Bernstein talks about music being an expression of emotions. With that in mind, it makes sense why he would turn the Adagietto at Robert Kennedy’s funeral into a mass. He was using the notes to convey the depth of his feelings. It wasn’t about transforming one’s past deeds. It was about expressing what’s in your heart, right then and there. It seems that’s something that Lydia forgot. Rather than express herself through music, she’s become obsessed with time and her control over time. That means music, for her, is about control. Specifically the power she has over time and the orchestra and the audience.

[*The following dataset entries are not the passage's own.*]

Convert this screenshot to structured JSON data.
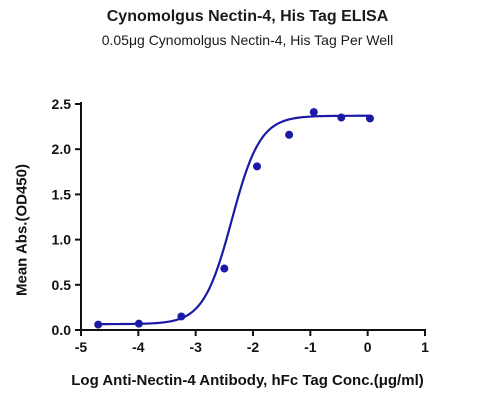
{
  "chart_data": {
    "type": "scatter",
    "title": "Cynomolgus Nectin-4, His Tag ELISA",
    "subtitle": "0.05μg Cynomolgus Nectin-4, His Tag Per Well",
    "xlabel": "Log Anti-Nectin-4 Antibody, hFc Tag Conc.(μg/ml)",
    "ylabel": "Mean Abs.(OD450)",
    "xlim": [
      -5,
      1
    ],
    "ylim": [
      0,
      2.5
    ],
    "x_ticks": [
      "-5",
      "-4",
      "-3",
      "-2",
      "-1",
      "0",
      "1"
    ],
    "y_ticks": [
      "0.0",
      "0.5",
      "1.0",
      "1.5",
      "2.0",
      "2.5"
    ],
    "grid": false,
    "color": "#1a1aa6",
    "series": [
      {
        "points": [
          {
            "x": -4.7,
            "y": 0.06
          },
          {
            "x": -3.99,
            "y": 0.07
          },
          {
            "x": -3.25,
            "y": 0.15
          },
          {
            "x": -2.5,
            "y": 0.68
          },
          {
            "x": -1.93,
            "y": 1.81
          },
          {
            "x": -1.37,
            "y": 2.16
          },
          {
            "x": -0.94,
            "y": 2.41
          },
          {
            "x": -0.46,
            "y": 2.35
          },
          {
            "x": 0.04,
            "y": 2.34
          }
        ],
        "fit": {
          "model": "4PL",
          "bottom": 0.065,
          "top": 2.37,
          "logEC50": -2.37,
          "hill": 1.75
        }
      }
    ]
  }
}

Lydia mentions that her right arm is the arm that marks time, that starts it and stops it. It’s that same arm that’s injured, later in the movie, after her fall. The arm stricken with notalgia paresthetica. Or “nostalgia”. This injury coincides with the greater loss of control she suffers in her life as the details of her relationship with Krista come out and the fallout begins. Which is why she runs back to Staten Island. Runs back to Lenny. And is reminded that music was never about time and control. Rather, it’s about emotion and movement.